Bo Södersten (5 June 1931 – 5 September 2017) was a Swedish economist and politician.

A native of Dalarna County, Södersten attended Uppsala University and the Stockholm University, where he studied under Ingvar Svennilson. From 1961 to 1962, Södersten spent time at the University of California, Berkeley and the Massachusetts Institute of Technology in the United States. He completed his dissertation in 1964, after returning to Stockholm.

Södersten taught at the University of Gothenburg from 1971 to 1977. He then joined the faculty of Lund University.
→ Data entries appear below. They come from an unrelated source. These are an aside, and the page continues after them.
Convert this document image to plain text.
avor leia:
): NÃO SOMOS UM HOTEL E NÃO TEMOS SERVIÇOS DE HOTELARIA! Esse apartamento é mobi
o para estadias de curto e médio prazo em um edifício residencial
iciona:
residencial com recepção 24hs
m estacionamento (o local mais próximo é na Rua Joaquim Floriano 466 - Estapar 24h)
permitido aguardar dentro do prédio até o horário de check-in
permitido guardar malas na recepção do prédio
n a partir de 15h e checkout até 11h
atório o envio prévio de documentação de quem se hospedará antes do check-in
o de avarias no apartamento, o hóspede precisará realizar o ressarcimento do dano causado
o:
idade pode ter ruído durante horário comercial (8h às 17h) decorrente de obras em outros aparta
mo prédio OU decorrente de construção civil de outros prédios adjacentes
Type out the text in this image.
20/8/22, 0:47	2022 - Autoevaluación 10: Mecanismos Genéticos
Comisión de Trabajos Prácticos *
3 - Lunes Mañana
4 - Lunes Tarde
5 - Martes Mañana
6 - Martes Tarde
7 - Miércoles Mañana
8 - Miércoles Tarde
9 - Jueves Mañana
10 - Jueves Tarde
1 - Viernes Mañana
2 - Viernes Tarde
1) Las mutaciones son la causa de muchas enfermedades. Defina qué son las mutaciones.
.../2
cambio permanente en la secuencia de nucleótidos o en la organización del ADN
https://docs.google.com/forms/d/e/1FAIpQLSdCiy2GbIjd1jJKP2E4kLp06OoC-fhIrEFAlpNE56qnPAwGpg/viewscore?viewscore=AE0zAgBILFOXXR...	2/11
Södersten served on the Riksdag from 1979 to 1988 as a member of the Swedish Social Democratic Party. Södersten moved to Jönköping University in 1998, after his wife Birgit Friggebo was appointed governor of the county. Upon the end of her gubernatorial term, Friggebo and Södersten moved to Stockholm.

In 2022, a book was published about him entitled Bo Södersten from Left to Right. Portrait of a Political Economist.